Diagonal Form Factors in Landau-Lifshitz Models

TL;DR

This paper computes all-order perturbative diagonal form factors in the non-relativistic Landau-Lifshitz model, resums series for low particle numbers, and applies these results to study deformations and gauge theory structure constants.

Contribution

It provides a novel all-orders perturbative computation and resummation of form factors in the Landau-Lifshitz model, extending understanding of integrable deformations.

Findings

All-order quantum form factors for low particle numbers are obtained.

Form factors are used to analyze deformations of the integrable theory.

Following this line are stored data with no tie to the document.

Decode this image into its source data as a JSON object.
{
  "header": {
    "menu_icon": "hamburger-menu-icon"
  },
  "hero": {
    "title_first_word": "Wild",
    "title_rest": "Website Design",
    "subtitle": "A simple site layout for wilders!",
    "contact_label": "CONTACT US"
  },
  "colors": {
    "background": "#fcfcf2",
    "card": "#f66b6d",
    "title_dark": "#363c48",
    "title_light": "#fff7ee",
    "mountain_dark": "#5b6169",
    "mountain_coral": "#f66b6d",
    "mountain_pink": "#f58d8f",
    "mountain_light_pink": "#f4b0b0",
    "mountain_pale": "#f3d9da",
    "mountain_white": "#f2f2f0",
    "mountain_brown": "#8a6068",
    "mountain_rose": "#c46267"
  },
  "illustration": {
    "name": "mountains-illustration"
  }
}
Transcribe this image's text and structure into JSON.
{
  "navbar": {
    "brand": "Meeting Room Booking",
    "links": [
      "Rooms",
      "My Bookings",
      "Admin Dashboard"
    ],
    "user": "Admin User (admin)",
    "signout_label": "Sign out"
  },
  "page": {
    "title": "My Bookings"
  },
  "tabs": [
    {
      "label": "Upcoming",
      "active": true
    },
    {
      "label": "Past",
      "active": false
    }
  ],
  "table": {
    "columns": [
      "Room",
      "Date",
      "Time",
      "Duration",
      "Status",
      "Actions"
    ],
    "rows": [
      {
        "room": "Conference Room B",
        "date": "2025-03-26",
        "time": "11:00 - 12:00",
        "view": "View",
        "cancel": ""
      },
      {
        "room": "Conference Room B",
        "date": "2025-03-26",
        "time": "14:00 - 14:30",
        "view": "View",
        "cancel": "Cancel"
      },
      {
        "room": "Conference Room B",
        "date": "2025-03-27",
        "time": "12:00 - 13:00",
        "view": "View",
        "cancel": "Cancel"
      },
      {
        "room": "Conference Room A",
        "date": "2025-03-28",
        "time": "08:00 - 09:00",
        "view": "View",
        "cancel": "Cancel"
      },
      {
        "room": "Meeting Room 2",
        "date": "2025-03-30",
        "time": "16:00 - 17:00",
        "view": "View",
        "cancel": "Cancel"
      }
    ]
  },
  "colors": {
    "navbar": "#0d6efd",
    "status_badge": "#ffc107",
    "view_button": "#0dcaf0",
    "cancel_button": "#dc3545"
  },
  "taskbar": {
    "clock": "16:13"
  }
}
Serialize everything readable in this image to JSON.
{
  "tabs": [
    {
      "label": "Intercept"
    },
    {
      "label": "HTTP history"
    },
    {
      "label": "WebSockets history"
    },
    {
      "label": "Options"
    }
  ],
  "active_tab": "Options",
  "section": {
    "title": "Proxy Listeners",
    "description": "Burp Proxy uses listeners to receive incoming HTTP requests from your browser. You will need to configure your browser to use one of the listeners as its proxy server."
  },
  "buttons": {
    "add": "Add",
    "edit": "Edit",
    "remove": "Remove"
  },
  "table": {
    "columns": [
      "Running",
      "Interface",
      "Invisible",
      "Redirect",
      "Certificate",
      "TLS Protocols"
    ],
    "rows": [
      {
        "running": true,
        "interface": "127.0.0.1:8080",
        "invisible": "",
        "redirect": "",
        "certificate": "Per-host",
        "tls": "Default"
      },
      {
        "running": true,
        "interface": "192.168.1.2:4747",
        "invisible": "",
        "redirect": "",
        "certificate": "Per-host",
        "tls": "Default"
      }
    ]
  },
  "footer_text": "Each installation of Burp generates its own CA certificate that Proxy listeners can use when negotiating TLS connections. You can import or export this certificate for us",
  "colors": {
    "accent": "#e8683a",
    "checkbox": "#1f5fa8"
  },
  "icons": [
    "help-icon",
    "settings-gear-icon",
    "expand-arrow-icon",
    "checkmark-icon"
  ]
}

Spin-chain S-matrix elements are computed for Leigh-Strassler deformations.

Abstract

We perturbatively study form factors in the Landau-Lifshitz model and the generalisation originating in the study of the N=4 super-Yang-Mills dilatation generator. In particular we study diagonal form factors which have previously been related to gauge theory structure constants. For the Landau-Lifshitz model, due to the non-relativistic nature of the theory, we are able to compute all orders in perturbation theory and to resum the series to find quantum form factors for low numbers of external particles. We apply our form factors to the study of deformations of the integrable theory by means of form factor perturbation theory. As a check of our method we compute spin-chain S-matrix elements for the Leigh-Strassler family of marginal deformations to leading order in the deformation parameters.